Tiny devices and the 'fat finger' problem
Some researchers say that a logical extension of touch technology is gesture-recognition, by which a system recognizes hand or finger movements across a screen or close to it without requiring an actual touch.
"Our technology is halfway there," IBM's Pinhanez says, "because we recognize the gesture of touching rather than the occlusion of a particular area. You can go over buttons without triggering them."
The occlusion problem, where a finger or hand blocks a user's view of what he's doing and leads him to make mistakes, is being attacked in some novel ways. Microsoft Corp. and Mitsubishi Electric Research Laboratories collaborated on development of a research prototype called LucidTouch, a two-sided, "pseudo-translucent" mobile device that allows users to issue commands with their fingers on either the front or the back of the device.
"The problem we are addressing is what some people have called the 'fat finger problem,'" says Patrick Baudisch at Microsoft Research. When a user touches the back of the device, he sees an image of his fingers behind instead of in front of the things to be touched on-screen. LucidTouch can accept input from as many as 10 fingers at once.
Baudisch demonstrates a prototype LucidTouch device.
LucidTouch is particularly useful in two situations, Baudisch says: when multi-touch interaction is desired, and when a touch screen is very small, perhaps as small as a watch face.
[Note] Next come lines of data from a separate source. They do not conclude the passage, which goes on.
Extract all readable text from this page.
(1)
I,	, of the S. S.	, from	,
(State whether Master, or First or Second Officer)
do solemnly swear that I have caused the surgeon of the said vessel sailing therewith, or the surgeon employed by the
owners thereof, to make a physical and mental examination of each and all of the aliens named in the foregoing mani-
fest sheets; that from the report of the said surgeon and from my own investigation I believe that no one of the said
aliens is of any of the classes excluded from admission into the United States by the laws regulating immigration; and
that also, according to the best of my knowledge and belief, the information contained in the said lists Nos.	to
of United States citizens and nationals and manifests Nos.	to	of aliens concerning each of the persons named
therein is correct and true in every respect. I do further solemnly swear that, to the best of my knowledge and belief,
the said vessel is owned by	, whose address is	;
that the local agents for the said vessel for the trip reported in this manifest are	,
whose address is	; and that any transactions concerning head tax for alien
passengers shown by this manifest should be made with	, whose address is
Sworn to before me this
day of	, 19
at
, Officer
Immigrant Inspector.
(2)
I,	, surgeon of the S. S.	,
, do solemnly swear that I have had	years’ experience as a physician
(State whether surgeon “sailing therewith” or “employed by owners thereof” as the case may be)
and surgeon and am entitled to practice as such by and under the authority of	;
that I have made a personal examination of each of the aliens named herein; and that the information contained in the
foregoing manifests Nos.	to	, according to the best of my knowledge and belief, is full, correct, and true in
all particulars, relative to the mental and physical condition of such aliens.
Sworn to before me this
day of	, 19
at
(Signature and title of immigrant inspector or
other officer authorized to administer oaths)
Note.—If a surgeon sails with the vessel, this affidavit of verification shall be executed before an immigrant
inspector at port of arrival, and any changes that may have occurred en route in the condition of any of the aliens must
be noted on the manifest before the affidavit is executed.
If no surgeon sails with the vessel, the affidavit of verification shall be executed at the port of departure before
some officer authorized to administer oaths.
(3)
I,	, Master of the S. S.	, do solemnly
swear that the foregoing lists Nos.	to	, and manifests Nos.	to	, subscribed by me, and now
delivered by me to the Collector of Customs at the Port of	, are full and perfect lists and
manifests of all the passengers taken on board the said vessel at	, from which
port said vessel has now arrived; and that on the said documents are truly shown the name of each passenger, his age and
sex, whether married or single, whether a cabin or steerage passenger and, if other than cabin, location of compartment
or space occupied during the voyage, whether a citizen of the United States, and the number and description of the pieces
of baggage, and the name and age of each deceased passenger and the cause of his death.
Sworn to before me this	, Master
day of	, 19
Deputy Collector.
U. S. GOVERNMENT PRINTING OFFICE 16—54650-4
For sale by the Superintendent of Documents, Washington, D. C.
He declined to say when or if LucidTouch might become a product, saying researchers would continue to perfect it while looking for applications such as mobile gaming, art and spreadsheets. Asked about an extension of LucidTouch from touch to gesture recognition, Baudisch says the Microsoft prototypes already can act on finger gestures, with the system recognizing finger motions as well as positions and understanding the meaning of different numbers of fingers. For example, the motion of one finger is seen as equivalent to a mouse movement, a finger touch is interpreted as a click, and two fingers touching and moving is seen as a scroll command. Touch technology in its many variations is an idea whose time has come, Baudisch says. "It's been around a long time, but traditionally in niche markets. The technology was more expensive, and there were ergonomic problems," he says. "But it's all kind of coming together right now." The rise of mobile devices is a big catalyst, he says, with the devices getting smaller and their screens bigger. When a screen covers the entire device, there is no room for conventional buttons, he points out. And that will give impetus to other types of interaction, such as voice, he says.
Touch as art
Bukvic works with "interactive multimedia art," which can combine animation, video, recorded and on-the-fly electronic music and other things in ways that enable the artist, the audience and the computer to work together in a "symbiotic circle," he says. The user can make an artistic presentation by controlling dozens of parameters -- video brightness, virtual camera position, sound pitch and amplitude, mix of instruments and so on -- with all 10 fingers, much as a pianist plays a complex piece while improvising on it. The parameters can be saved for later recreation of the performance in a "library of possible outcomes," Bukvic says. "It's like virtual Play-Doh, where each [finger] inflection affects the actual output -- aural, visual, etc. The composition and the performance become one."